Because these trafficked foreign workers (mostly from S.E. Asia) have no visas and their passports and identification documents are confiscated by the vessel owners/captains, they are not able to ever leave the fishing boats. This de facto permanent detention goes against the basic human right of mobility and provides very little ability for workers to protest or seek relief from unfair labor practices and dangerous workplace conditions.
Just this week the FBI concluded its 10th annual Operation Cross Country in which it arrested 349 individuals for human trafficking for the U.S. and international sex trade.
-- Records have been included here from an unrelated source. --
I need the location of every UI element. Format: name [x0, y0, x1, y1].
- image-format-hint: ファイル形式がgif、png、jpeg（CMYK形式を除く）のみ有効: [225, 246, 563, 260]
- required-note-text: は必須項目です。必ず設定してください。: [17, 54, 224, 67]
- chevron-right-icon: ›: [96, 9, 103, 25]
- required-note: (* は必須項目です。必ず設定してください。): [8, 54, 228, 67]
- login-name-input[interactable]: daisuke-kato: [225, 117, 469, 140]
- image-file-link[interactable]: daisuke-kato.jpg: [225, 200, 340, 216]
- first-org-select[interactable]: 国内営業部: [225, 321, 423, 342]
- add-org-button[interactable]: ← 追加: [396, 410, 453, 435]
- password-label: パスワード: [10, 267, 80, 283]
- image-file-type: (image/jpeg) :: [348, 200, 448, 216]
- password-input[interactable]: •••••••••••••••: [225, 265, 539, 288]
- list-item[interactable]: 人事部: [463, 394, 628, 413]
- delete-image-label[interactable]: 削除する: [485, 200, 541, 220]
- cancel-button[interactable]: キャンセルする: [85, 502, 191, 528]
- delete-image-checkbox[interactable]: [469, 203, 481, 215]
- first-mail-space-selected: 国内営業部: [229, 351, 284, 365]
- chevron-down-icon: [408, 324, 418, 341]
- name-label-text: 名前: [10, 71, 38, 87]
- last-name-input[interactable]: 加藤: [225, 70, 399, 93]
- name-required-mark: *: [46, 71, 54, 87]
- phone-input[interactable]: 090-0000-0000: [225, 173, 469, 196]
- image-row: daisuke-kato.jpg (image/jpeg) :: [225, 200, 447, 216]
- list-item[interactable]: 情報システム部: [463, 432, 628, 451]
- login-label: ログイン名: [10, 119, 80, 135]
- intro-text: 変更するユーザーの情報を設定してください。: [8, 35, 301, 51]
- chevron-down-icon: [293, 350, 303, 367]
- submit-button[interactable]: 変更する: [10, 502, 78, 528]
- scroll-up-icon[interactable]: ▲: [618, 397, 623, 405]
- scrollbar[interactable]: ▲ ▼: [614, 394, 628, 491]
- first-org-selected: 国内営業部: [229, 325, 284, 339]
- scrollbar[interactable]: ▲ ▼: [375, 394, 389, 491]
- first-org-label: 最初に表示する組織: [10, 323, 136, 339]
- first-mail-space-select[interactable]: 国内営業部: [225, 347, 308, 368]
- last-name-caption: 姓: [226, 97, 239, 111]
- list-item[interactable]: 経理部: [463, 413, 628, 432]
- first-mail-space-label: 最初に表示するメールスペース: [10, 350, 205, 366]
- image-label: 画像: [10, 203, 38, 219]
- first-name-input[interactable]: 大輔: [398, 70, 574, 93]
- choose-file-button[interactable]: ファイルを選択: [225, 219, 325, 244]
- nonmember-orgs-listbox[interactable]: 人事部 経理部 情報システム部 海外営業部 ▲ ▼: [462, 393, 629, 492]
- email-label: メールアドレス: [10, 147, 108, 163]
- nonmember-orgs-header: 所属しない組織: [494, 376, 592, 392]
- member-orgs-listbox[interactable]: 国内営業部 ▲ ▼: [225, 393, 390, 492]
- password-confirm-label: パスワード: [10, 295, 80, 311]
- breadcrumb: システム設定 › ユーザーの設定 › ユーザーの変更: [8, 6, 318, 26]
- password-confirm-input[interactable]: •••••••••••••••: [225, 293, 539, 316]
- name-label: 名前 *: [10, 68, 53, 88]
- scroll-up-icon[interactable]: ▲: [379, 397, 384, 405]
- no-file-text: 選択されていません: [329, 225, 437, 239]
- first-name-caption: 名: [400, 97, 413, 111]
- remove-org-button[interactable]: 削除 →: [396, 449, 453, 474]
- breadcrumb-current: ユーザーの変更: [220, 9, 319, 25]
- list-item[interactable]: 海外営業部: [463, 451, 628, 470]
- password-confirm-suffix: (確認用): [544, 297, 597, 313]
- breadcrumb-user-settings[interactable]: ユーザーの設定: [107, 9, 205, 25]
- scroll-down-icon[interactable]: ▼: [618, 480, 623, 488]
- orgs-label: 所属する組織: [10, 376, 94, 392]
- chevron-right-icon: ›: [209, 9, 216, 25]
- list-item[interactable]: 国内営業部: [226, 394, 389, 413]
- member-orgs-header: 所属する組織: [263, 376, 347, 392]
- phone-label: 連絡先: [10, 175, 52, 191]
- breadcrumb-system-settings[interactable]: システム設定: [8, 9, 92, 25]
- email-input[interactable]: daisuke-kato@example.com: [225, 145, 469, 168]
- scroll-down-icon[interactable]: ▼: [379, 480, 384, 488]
While the sex trade both locally and internationally is certainly more abhorrent than the Hawaiian longline fishing sector’s labor trafficking, our seafood industry cannot tolerate any longer the condition of employment that they impose on their undocumented foreign workers.
The situation is simply unsustainable and not in the best interest of our seafood industry and seafood lovers everywhere. All our efforts to promote seafood as the healthiest and most environmentally friendly animal protein on Earth will ring morally hollow if we don’t act now to stop human rights abuses and unfair labor issues in our own backyard and around the globe.
It is definitely time to reform the Hawaiian longline fishing sector’s use of undocumented workers.